I am pleased that Pasadena is a city where many care deeply about homeless people as well as stray pets. Once a year hundreds of volunteers go around the city of Pasadena and survey  those who living on the streets. The purpose of the survey is to identify the needs of the unhoused so we can apply for funds and provide needed services. Our city has excellent homeless services compared to many neighboring cities, and our homeless population has declined as a result of policies like Housing First, but there are still far too many people on the street. Here are some statistics:

 According to The City of Pasadena 2012 Homeless Count, on a given night there are more than 900 homeless adults and children who are either sleeping on the streets or in a residential program that serves homeless persons;

According to 2010 U.S. Census data, there are more than 21,000 adults and children that make up nearly 8,000 households that have an annual income of $15,000 or less (The Network considers these households to be the-most-at-risk-to-homelessness).

Also, according to 2010 U.S. Census, approximately 19,000 14 percent of Pasadena residents were in poverty. Nineteen percent of related children under 18 were below the poverty level, compared with 13 percent of people 65 years old and over. Thirteen percent of all families and 23 percent of families with a female householder and no husband present had incomes below the poverty level.

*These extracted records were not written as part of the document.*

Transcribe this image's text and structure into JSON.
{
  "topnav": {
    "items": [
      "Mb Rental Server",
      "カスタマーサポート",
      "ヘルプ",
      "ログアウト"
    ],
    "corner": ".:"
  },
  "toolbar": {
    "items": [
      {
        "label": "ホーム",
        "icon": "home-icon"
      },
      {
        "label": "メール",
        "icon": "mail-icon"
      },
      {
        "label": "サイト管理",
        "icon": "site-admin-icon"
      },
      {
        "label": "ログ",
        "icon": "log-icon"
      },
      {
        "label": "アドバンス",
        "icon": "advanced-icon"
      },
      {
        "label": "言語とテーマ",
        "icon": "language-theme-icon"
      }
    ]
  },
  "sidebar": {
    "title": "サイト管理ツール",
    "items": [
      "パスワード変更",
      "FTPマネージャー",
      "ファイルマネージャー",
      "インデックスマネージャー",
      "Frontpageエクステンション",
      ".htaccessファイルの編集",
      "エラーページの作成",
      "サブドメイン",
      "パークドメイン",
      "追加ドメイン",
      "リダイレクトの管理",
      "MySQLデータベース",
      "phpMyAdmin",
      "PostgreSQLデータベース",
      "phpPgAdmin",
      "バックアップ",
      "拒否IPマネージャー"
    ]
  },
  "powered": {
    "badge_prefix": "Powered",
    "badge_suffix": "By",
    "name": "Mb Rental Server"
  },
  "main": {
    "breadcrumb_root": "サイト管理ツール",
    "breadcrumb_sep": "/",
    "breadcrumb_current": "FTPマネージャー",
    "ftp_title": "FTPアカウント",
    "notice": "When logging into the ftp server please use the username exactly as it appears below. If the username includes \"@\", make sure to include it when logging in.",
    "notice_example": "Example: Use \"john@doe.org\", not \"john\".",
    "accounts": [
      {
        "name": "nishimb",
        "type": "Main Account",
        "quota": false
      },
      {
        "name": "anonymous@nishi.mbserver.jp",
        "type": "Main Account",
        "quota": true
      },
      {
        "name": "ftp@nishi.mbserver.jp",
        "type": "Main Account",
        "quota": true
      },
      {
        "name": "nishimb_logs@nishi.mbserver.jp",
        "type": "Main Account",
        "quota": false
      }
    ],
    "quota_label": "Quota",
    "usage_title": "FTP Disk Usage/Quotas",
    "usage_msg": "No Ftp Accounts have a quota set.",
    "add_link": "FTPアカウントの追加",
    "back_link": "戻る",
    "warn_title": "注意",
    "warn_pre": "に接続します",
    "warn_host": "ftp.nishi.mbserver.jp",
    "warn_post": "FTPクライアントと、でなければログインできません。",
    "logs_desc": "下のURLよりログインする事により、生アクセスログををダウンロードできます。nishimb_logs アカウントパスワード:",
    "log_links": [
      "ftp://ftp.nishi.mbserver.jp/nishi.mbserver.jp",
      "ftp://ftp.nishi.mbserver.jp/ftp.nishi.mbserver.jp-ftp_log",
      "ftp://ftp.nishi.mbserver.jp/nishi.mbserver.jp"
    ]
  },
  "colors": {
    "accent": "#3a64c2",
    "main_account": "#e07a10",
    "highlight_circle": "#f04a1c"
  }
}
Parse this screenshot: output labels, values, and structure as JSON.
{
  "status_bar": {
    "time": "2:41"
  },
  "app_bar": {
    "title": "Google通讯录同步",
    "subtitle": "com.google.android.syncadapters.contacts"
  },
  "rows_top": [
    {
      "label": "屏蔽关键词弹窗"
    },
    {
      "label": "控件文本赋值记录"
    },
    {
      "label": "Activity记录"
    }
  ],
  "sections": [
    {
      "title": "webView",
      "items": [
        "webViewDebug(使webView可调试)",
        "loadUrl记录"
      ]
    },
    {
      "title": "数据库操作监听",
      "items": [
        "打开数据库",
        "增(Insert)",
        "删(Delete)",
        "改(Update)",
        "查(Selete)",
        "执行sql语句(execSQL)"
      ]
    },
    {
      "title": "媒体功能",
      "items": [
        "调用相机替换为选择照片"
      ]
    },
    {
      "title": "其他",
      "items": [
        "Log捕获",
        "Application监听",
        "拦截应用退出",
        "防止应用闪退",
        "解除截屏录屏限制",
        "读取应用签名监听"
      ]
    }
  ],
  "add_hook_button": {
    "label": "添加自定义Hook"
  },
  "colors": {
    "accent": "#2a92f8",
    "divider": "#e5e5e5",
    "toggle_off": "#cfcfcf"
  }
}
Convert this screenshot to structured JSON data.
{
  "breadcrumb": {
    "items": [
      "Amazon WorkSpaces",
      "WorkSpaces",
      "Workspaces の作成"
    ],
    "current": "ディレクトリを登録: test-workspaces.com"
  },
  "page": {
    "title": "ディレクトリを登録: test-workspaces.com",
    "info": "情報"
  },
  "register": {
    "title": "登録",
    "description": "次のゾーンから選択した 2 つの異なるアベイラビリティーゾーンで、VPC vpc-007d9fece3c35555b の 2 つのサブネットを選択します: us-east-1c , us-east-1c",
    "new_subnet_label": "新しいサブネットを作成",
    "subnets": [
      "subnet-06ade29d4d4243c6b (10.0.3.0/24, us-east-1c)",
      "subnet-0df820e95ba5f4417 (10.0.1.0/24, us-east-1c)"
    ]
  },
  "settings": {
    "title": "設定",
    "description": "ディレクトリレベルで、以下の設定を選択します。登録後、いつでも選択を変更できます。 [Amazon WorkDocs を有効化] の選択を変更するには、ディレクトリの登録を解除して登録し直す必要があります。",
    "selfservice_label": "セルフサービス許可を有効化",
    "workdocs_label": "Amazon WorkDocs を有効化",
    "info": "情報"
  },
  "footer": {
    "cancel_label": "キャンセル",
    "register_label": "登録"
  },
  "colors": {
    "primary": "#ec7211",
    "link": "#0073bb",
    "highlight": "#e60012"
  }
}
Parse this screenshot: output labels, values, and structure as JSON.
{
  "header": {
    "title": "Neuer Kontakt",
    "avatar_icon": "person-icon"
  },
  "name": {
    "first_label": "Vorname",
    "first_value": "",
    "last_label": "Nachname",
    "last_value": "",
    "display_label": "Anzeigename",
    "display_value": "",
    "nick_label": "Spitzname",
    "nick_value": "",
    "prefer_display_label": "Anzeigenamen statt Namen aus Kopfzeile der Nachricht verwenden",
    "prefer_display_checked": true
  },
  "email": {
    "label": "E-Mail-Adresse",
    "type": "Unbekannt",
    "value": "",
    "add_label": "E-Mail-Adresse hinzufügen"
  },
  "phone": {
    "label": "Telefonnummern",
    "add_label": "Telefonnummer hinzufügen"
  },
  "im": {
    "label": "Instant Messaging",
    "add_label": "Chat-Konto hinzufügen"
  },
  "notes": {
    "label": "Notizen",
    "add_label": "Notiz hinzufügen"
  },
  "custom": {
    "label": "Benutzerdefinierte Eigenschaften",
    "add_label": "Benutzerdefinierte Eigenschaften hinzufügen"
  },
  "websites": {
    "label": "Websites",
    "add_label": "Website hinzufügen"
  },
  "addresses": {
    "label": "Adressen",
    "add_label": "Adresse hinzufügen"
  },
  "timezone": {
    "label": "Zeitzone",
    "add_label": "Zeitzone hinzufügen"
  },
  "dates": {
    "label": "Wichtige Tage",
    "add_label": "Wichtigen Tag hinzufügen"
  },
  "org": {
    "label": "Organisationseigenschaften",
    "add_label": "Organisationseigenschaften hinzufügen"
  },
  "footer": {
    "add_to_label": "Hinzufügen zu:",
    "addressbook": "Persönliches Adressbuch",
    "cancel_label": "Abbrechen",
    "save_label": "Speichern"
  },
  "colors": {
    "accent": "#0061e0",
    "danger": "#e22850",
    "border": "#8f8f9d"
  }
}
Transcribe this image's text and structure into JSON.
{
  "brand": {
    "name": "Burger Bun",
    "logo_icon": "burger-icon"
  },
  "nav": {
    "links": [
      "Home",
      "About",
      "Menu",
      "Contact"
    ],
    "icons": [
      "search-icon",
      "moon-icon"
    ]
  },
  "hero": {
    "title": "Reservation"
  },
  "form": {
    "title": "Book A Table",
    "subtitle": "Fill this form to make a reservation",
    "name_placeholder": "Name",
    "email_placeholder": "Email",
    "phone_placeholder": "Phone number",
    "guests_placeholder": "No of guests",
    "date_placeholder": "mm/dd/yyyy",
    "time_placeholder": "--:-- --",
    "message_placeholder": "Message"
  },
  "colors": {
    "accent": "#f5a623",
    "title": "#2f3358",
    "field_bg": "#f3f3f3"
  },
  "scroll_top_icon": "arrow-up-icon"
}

Poverty is a stark and troubling reality in America that politicians seldom mention, and most Americans are in denial about. The wealthy keep getting wealthier, and their homes keep getting bigger, while the poor keep getting poorer and many are homeless. As homeless populations increased, the average size of American homes has doubled in the last 50 years. Most homeowners have far more space than they need. When we open our hearts, and our homes, to the poor, we could not only relieve their plight, we also save our souls and the soul of our city.
Jesus makes it clear in his parable of Lazarus and the Rich Man that helping the poor is not simply an option, it is a requirement if we want to enter the kingdom of heaven (in this life and in the life to come). The Book of Acts makes it clear that one of the top priorities of a truly Christian community is to end poverty and homelessness. (The other priority is to provide free health care to all.) The early Christian community is described as a place where “there were no needy persons among them. Those who owned properties or houses would sell them, bring the proceeds from the sales, and lay them at the apostles' feet, and they would be distributed to each as any had need.” In Act 4:34 it defines "believers" by their actions, not by their theological beliefs: "All those who had believed were together and had all things in common;  and they began selling their property and possessions and were sharing them with all, as anyone might have need.” Acts 2:45.

Ending poverty was not merely an ideal for early Christians, it was a clear demonstration of their living faith. We need to take to heart their example. We can end homelessness and poverty in America. Programs like Housing First show that ending chronic homelessness is not only doable, it is cost effective. We are a rich nation, and Pasadena is becoming an increasingly rich city We who have means have a moral obligation to put our faith into practice and end homelessness. Si, se puede!